Meta now has a chance to reply and defend itself. Monday’s step does not prejudge the outcome of the probe, the commission said.
The tech giant rejected the commission’s preliminary findings.
“The facts are that there is no reason for the EU to intervene,” a Meta spokesperson said.
“There are many AI options and people can use them from app stores, operating systems, devices, websites, and industry partnerships. The commission’s logic incorrectly assumes the WhatsApp Business API is a key distribution channel for these chatbots,” the spokesperson said.
Opened in December, the EU probe marks the latest attempt by the 27-nation bloc to rein in Big Tech, many of whom are based in the United States, in the face of strong pushback by the government of US President Donald Trump.
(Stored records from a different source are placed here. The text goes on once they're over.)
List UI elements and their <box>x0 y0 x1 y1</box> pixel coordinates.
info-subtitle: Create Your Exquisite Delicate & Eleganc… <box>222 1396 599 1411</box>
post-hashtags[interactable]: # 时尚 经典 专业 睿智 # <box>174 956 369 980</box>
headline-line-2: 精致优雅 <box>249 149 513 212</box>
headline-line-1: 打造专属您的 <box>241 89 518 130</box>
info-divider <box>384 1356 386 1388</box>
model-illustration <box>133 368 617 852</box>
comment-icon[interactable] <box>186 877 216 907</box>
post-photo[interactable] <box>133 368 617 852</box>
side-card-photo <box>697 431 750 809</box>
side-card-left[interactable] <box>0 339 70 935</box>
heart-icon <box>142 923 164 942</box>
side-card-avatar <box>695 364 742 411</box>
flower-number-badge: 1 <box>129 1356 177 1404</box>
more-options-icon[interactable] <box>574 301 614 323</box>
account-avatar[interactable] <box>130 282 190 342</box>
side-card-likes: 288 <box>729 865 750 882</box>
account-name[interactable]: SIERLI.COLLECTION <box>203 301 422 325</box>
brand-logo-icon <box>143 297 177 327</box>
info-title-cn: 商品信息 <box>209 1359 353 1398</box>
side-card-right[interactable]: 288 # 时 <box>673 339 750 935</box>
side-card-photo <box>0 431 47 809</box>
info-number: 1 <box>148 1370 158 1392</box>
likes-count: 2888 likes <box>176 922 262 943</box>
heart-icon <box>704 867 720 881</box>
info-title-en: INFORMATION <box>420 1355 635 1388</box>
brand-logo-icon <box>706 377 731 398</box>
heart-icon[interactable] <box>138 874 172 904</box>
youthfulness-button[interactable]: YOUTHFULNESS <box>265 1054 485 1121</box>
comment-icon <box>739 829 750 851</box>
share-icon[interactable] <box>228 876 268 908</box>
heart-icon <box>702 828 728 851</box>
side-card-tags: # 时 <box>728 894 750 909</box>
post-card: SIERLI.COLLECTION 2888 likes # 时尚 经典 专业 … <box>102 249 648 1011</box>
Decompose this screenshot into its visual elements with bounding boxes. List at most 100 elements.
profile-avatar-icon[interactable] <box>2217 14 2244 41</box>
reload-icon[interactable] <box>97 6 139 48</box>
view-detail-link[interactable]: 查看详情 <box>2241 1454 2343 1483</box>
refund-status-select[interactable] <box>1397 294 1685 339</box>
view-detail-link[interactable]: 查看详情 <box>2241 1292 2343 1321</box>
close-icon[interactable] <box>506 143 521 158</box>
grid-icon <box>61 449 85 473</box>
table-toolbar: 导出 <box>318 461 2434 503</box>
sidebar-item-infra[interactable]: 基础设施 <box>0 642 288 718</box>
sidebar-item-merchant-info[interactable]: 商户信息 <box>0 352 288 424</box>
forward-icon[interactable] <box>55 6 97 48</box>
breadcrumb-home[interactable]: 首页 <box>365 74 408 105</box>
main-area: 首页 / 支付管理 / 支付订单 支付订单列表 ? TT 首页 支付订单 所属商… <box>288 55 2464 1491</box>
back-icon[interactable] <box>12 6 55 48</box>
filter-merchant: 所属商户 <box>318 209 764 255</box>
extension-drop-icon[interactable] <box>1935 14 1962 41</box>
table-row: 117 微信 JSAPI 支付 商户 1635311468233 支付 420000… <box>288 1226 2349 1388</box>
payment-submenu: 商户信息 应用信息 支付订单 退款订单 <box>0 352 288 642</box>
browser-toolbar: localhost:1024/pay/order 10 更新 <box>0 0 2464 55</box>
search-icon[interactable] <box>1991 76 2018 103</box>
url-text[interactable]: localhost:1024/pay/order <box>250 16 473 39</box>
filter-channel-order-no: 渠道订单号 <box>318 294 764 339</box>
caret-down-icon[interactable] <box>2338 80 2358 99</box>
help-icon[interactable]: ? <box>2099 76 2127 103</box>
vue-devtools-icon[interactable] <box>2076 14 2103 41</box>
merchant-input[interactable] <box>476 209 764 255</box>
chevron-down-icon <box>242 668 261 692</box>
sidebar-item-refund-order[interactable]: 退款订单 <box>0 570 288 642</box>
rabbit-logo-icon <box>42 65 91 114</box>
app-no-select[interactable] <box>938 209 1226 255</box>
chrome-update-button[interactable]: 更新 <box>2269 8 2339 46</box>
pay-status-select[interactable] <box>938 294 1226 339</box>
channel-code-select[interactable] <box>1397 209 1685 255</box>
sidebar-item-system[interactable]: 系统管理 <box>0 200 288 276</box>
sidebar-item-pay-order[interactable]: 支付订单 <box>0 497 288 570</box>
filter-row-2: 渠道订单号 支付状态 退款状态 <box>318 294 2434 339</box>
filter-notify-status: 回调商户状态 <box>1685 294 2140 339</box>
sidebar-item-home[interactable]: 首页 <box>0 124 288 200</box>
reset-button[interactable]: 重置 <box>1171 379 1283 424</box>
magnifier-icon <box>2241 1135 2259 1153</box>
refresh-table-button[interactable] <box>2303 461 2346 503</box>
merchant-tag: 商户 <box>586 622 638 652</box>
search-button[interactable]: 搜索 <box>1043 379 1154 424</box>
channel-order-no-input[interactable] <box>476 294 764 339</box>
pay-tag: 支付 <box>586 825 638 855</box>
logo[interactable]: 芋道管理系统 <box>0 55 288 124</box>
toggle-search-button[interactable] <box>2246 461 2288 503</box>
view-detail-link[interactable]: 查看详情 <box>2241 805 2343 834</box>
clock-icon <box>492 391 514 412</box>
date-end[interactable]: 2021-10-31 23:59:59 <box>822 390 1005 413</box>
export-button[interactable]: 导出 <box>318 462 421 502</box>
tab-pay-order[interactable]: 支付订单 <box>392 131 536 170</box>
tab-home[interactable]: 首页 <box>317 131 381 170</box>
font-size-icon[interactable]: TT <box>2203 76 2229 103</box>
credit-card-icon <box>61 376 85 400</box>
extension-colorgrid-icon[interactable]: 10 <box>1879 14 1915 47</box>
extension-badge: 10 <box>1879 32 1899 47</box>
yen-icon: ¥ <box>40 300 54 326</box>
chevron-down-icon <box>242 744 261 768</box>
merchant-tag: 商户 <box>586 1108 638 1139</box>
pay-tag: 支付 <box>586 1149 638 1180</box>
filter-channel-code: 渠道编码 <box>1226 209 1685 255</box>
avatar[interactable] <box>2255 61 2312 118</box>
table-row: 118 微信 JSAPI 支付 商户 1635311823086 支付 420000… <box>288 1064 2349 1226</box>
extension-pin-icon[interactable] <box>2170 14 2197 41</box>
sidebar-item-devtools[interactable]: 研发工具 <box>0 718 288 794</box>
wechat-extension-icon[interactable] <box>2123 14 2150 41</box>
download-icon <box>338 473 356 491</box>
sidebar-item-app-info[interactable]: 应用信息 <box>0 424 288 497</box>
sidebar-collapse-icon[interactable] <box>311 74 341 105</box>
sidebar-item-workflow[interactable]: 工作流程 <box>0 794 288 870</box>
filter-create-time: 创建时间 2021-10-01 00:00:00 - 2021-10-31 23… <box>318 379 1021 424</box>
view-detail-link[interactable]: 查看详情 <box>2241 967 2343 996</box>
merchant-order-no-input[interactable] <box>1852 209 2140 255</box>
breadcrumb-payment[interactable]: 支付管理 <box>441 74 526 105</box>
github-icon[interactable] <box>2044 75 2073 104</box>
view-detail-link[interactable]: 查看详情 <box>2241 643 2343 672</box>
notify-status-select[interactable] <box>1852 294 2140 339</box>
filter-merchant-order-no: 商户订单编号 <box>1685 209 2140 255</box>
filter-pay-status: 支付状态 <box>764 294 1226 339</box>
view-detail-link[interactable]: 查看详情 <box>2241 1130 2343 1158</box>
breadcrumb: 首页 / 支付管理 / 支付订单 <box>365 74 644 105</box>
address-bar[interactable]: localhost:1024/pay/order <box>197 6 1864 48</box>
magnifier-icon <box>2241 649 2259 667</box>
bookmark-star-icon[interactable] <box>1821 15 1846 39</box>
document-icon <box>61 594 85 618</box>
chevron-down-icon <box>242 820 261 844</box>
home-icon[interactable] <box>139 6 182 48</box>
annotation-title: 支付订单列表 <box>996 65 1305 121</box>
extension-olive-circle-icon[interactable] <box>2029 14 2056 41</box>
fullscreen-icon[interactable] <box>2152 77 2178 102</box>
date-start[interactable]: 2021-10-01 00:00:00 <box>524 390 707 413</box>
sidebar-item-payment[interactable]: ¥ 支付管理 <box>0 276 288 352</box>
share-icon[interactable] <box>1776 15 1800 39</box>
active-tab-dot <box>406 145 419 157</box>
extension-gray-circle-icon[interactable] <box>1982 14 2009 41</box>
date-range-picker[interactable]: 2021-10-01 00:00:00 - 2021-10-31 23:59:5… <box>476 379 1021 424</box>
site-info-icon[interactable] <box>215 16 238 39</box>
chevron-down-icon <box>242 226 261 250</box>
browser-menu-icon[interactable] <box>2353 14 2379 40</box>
- Meta in the firing line -
The investigation covers the European Economic Area (EEA), made up of the bloc’s 27 states, Iceland, Liechtenstein and Norway — with the exception of Italy, which opened a separate investigation into Meta in July.
The commission said that Meta is “likely to be dominant” in the EEA for consumer messaging apps, notably through WhatsApp, and accused Meta of “abusing this dominant position by refusing access” to competitors.
“We cannot allow dominant tech companies to illegally leverage their dominance to give themselves an unfair advantage,” Ribera said in a statement.
There is no legal deadline for concluding an antitrust probe.
Meta is already under investigation under different laws in the European Union.
EU regulators are also investigating its platforms Facebook and Instagram over fears they are not doing enough to tackle the risk of social media addiction for children.
The company also appealed a 200-million-euro fine imposed last year by the commission under the online competition law, the Digital Markets Act.
That case focused on its policy asking users to choose between an ad-free subscription and a free, ad-supported service, and Brussels and Meta remain in discussions over finding an alternative that would address the EU’s concerns.